A new Manulife survey suggests that Asians are redefining what it means to age well. For wealth managers, insurers, and private banks, the findings point to a growing opportunity around financial longevity rather than traditional retirement planning.

Living longer is no longer the ultimate goal for many Asians.

According to the latest Asia Care Survey by Manulife, consumers across the region increasingly define longevity through independence, financial security, and quality of life rather than simply extending their lifespan. The study surveyed more than 9,000 individuals across nine Asian markets, including Hong Kong, Singapore, Japan, Mainland China, Malaysia, Indonesia, the Philippines, Taiwan, and Vietnam.  

The shift carries important implications for Asia’s financial industry as populations age and retirement systems come under pressure.

Financial freedom becomes a longevity metric

The survey found that many respondents now view longevity through three interconnected dimensions: physical health, mental well-being, and financial resilience. Around 70 percent believe financial health is a key enabler of living longer and better lives.  

For wealth managers and private banks, this reinforces a trend already visible across Asia: clients increasingly seek advice not only on investment returns but also on sustaining lifestyles, healthcare spending, and intergenerational wealth over longer retirement periods.

The findings also suggest that financial planning is evolving beyond accumulation.
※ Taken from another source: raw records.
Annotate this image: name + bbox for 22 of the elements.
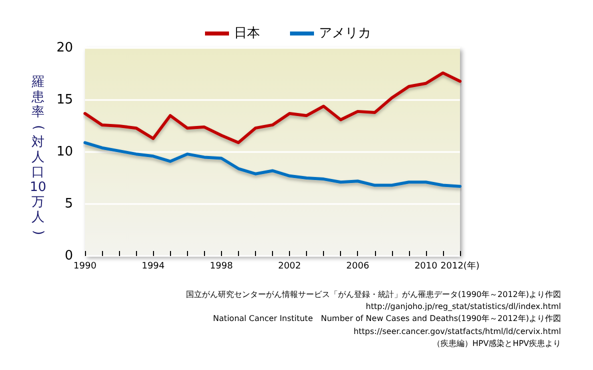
y-tick-label: 0: [64, 248, 73, 264]
line-series: [84, 141, 462, 188]
y-tick-label: 10: [56, 144, 73, 160]
ylabel: 羅患率(対人口10万人): [28, 75, 48, 238]
x-tick-label: 2006: [346, 262, 370, 272]
y-tick-label: 20: [56, 40, 73, 56]
line-series: [84, 71, 462, 144]
text: 国立がん研究センターがん情報サービス「がん登録・統計」がん罹患データ(1990年～2012年)より作図: [186, 289, 561, 301]
y-tick-label: 5: [64, 196, 73, 212]
legend-label: 日本: [234, 26, 260, 41]
text: http://ganjoho.jp/reg_stat/statistics/dl/index.html: [364, 301, 561, 314]
text: https://seer.cancer.gov/statfacts/html/ld/cervix.html: [352, 326, 561, 338]
legend-label: アメリカ: [319, 26, 371, 41]
text: （疾患編）HPV感染とHPV疾患より: [431, 338, 561, 350]
x-tick-label: 1994: [142, 262, 165, 272]
x-tick-label: 1998: [210, 262, 234, 272]
x-tick-label: 1990: [74, 262, 97, 272]
x-tick-label: 2010: [414, 262, 438, 272]
y-tick-label: 15: [56, 92, 73, 108]
text: National Cancer Institute Number of New Cases and Deaths(1990年～2012年)より作図: [212, 313, 561, 326]
x-tick-label: 2002: [278, 262, 301, 272]
x-tick-label: 2012(年): [440, 260, 480, 272]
Clients are focusing more on preserving independence and maintaining living standards throughout retirement, creating demand for income-oriented portfolios, insurance solutions, and holistic wealth-planning services.  

Retirement funding gaps persist

Despite rising awareness, the survey highlights a significant gap between retirement aspirations and financial preparedness.
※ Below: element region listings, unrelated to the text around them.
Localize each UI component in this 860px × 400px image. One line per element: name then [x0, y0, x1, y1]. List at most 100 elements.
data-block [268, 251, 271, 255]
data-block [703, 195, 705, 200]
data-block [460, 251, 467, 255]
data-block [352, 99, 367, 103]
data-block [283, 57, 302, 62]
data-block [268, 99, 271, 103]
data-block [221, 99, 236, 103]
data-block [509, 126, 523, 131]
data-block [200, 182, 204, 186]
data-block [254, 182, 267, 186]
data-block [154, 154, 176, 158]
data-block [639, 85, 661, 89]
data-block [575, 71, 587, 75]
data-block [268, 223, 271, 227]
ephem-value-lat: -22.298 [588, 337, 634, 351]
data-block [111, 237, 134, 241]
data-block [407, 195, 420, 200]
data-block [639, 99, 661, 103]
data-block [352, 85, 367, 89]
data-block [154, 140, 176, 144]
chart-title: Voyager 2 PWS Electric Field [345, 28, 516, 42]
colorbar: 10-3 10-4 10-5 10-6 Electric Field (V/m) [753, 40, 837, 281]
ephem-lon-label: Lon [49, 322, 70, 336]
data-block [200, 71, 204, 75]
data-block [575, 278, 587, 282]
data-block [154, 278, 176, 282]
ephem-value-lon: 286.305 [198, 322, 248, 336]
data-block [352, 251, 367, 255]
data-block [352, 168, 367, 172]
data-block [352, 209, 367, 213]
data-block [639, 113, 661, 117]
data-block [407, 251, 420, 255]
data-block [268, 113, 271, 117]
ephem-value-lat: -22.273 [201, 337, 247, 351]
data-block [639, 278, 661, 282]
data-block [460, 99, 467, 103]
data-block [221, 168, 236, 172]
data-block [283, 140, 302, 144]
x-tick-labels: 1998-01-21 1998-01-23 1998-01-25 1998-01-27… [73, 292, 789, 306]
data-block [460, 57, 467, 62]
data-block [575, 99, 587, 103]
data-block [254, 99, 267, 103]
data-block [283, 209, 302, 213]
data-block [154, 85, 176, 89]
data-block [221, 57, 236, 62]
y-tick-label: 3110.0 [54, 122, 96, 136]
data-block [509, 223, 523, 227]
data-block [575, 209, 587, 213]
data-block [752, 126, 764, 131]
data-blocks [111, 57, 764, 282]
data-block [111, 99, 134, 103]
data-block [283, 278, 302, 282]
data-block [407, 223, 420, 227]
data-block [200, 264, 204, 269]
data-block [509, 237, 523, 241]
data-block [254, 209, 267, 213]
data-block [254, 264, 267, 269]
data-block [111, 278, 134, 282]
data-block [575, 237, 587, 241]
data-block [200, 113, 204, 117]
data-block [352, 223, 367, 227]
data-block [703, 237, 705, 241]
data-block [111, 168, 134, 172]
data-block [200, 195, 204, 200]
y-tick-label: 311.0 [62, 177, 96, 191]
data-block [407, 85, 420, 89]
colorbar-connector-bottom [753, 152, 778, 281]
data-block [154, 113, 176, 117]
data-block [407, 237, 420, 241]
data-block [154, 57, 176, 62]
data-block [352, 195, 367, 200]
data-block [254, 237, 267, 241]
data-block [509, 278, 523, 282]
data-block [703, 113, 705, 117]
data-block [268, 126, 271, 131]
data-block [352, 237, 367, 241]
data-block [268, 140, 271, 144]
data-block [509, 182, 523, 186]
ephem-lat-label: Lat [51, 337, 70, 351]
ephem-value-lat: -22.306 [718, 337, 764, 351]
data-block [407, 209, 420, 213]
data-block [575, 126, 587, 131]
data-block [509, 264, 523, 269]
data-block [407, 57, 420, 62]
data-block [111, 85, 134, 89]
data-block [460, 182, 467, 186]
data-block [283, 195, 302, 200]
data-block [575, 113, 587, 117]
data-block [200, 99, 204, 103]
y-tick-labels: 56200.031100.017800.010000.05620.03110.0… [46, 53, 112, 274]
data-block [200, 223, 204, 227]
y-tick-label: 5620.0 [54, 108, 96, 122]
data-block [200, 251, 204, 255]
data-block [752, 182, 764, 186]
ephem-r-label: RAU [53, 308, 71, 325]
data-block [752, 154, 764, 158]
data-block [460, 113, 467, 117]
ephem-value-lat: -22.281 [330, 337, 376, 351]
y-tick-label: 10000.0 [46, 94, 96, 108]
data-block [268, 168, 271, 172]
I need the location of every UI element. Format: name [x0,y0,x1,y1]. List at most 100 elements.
In Singapore, for example, respondents ranked financial independence among their top priorities for later life, yet many expressed concerns about their ability to fund those ambitions. Cash remains the most commonly cited retirement resource, ahead of pension schemes and property investments.  
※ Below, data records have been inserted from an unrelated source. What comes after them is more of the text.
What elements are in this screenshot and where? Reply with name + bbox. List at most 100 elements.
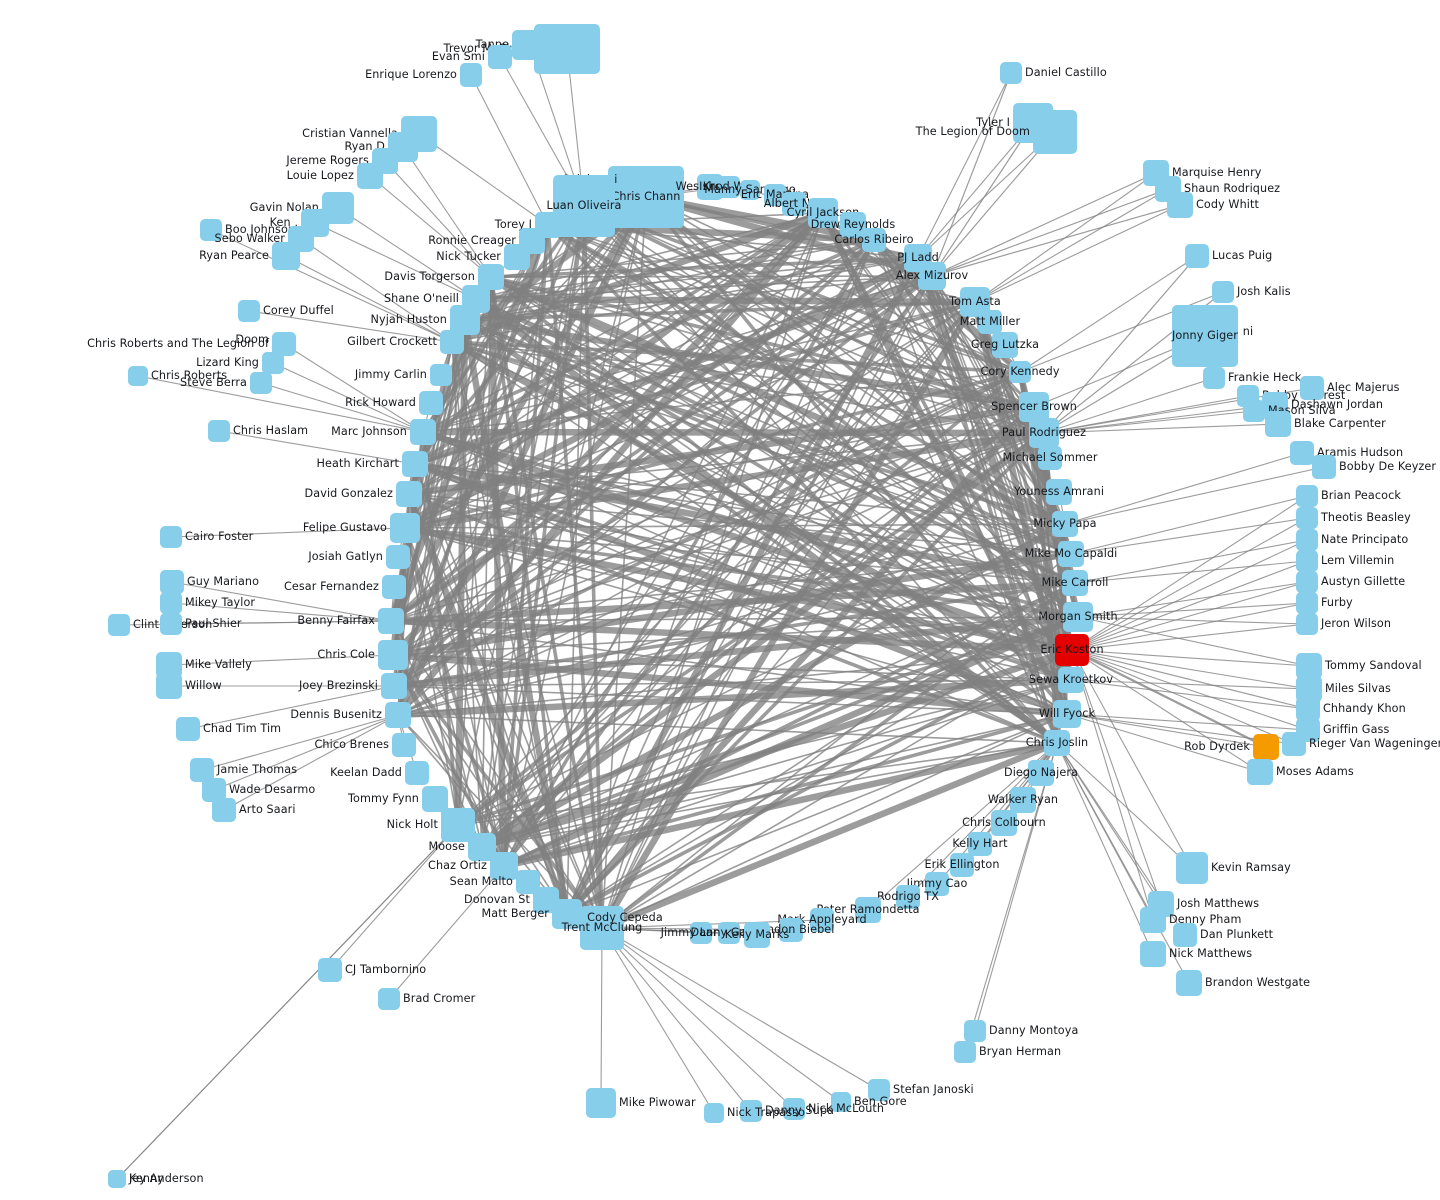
graph-node[interactable] — [704, 1103, 724, 1123]
graph-node[interactable] — [200, 219, 222, 241]
graph-node[interactable] — [718, 176, 740, 198]
graph-node[interactable] — [160, 613, 182, 635]
graph-node[interactable] — [160, 570, 184, 594]
graph-node[interactable] — [378, 608, 404, 634]
graph-node[interactable] — [390, 513, 420, 543]
graph-node[interactable] — [744, 922, 770, 948]
graph-node[interactable] — [504, 244, 530, 270]
graph-node[interactable] — [718, 922, 740, 944]
graph-node[interactable] — [156, 673, 182, 699]
graph-node[interactable] — [108, 614, 130, 636]
graph-node[interactable] — [782, 192, 806, 216]
graph-node[interactable] — [1290, 441, 1314, 465]
graph-node[interactable] — [808, 198, 838, 228]
graph-node[interactable] — [1296, 485, 1318, 507]
graph-node[interactable] — [1009, 361, 1031, 383]
graph-node[interactable] — [1296, 571, 1318, 593]
graph-node[interactable] — [1296, 653, 1322, 679]
graph-node[interactable] — [690, 922, 712, 944]
graph-node[interactable] — [740, 1100, 762, 1122]
graph-node[interactable] — [1296, 550, 1318, 572]
graph-node[interactable] — [1212, 281, 1234, 303]
graph-node[interactable] — [1173, 923, 1197, 947]
graph-node[interactable] — [422, 786, 448, 812]
graph-node[interactable] — [580, 906, 624, 950]
graph-node[interactable] — [918, 262, 946, 290]
graph-node[interactable] — [1055, 634, 1089, 666]
graph-node[interactable] — [1312, 455, 1336, 479]
graph-node[interactable] — [1062, 570, 1088, 596]
graph-node[interactable] — [964, 1020, 986, 1042]
graph-node[interactable] — [396, 481, 422, 507]
graph-node[interactable] — [410, 419, 436, 445]
graph-node[interactable] — [382, 575, 406, 599]
graph-node[interactable] — [1176, 852, 1208, 884]
graph-node[interactable] — [1265, 411, 1291, 437]
graph-node[interactable] — [1176, 970, 1202, 996]
graph-node[interactable] — [862, 228, 886, 252]
graph-node[interactable] — [1300, 376, 1324, 400]
graph-node[interactable] — [1010, 787, 1036, 813]
graph-node[interactable] — [1296, 697, 1320, 721]
graph-node[interactable] — [128, 366, 148, 386]
graph-node[interactable] — [1053, 700, 1081, 728]
graph-node[interactable] — [950, 853, 974, 877]
graph-node[interactable] — [1029, 418, 1059, 448]
graph-node[interactable] — [386, 545, 410, 569]
graph-node[interactable] — [1243, 400, 1265, 422]
graph-node[interactable] — [1033, 110, 1077, 154]
graph-node[interactable] — [1167, 192, 1193, 218]
graph-node[interactable] — [968, 832, 992, 856]
graph-node[interactable] — [764, 184, 786, 206]
graph-node[interactable] — [552, 899, 582, 929]
graph-node[interactable] — [318, 958, 342, 982]
graph-node[interactable] — [1172, 305, 1238, 367]
graph-node[interactable] — [783, 1098, 805, 1120]
graph-node[interactable] — [1044, 730, 1070, 756]
graph-node[interactable] — [868, 1079, 890, 1101]
graph-node[interactable] — [1063, 602, 1093, 632]
graph-node[interactable] — [1052, 511, 1078, 537]
graph-node[interactable] — [1046, 479, 1072, 505]
graph-node[interactable] — [954, 1041, 976, 1063]
graph-node[interactable] — [430, 364, 452, 386]
graph-node[interactable] — [262, 352, 284, 374]
graph-node[interactable] — [1140, 941, 1166, 967]
graph-node[interactable] — [1140, 907, 1166, 933]
graph-node[interactable] — [212, 798, 236, 822]
graph-node[interactable] — [1000, 62, 1022, 84]
graph-node[interactable] — [176, 717, 200, 741]
graph-node[interactable] — [1203, 367, 1225, 389]
graph-node[interactable] — [440, 330, 464, 354]
graph-node[interactable] — [460, 63, 482, 87]
graph-node[interactable] — [1185, 244, 1209, 268]
graph-node[interactable] — [108, 1170, 126, 1188]
graph-node[interactable] — [512, 30, 548, 60]
graph-node[interactable] — [1253, 734, 1279, 760]
graph-node[interactable] — [385, 702, 411, 728]
graph-node[interactable] — [1058, 541, 1084, 567]
graph-node[interactable] — [419, 391, 443, 415]
graph-node[interactable] — [1038, 446, 1062, 470]
graph-node[interactable] — [250, 372, 272, 394]
graph-node[interactable] — [740, 180, 760, 200]
graph-node[interactable] — [160, 526, 182, 548]
graph-node[interactable] — [1296, 529, 1318, 551]
graph-node[interactable] — [488, 45, 512, 69]
graph-node[interactable] — [1019, 392, 1049, 422]
graph-node[interactable] — [553, 175, 615, 237]
graph-node[interactable] — [357, 163, 383, 189]
graph-node[interactable] — [1028, 760, 1054, 786]
graph-node[interactable] — [490, 852, 518, 880]
graph-node[interactable] — [272, 242, 300, 270]
graph-node[interactable] — [1296, 613, 1318, 635]
graph-node[interactable] — [831, 1092, 851, 1112]
graph-node[interactable] — [991, 810, 1017, 836]
graph-node[interactable] — [896, 885, 920, 909]
graph-node[interactable] — [392, 733, 416, 757]
graph-node[interactable] — [840, 212, 866, 238]
graph-node[interactable] — [978, 310, 1002, 334]
graph-node[interactable] — [810, 908, 834, 932]
graph-node[interactable] — [1247, 759, 1273, 785]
This presents both a challenge and an opportunity for financial institutions. As life expectancy across Asia continues to rise, advisers may need to encourage broader diversification and more sophisticated retirement-income strategies.  

From wealth accumulation to financial longevity

One of the survey’s most notable findings is that only a small minority of respondents identified simply living longer as their primary aspiration. Instead, maintaining an active lifestyle, preserving independence, and enjoying meaningful experiences ranked higher. In Singapore, only 6 percent selected a longer lifespan as their top wish for old age.  

Across Asia, around 62 percent said quality of life and independence matter more than lifespan extension.  

For insurers, this could accelerate demand for products that combine protection, healthcare, wellness, and retirement planning. For private banks and external asset managers, it underscores the importance of integrating financial planning with broader life-stage advisory services.

A growing business opportunity

Asia remains one of the fastest-aging regions globally. As longevity increases, the financial sector is likely to see rising demand for retirement solutions, healthcare financing, wealth transfer planning, and products designed to generate sustainable income streams.

The message from Manulife’s research is clear: consumers increasingly measure successful aging not by the number of years they live, but by their ability to remain financially independent and maintain their desired lifestyle throughout those years.  

For Asia’s wealth-management industry, that shift may prove as significant as demographic aging itself.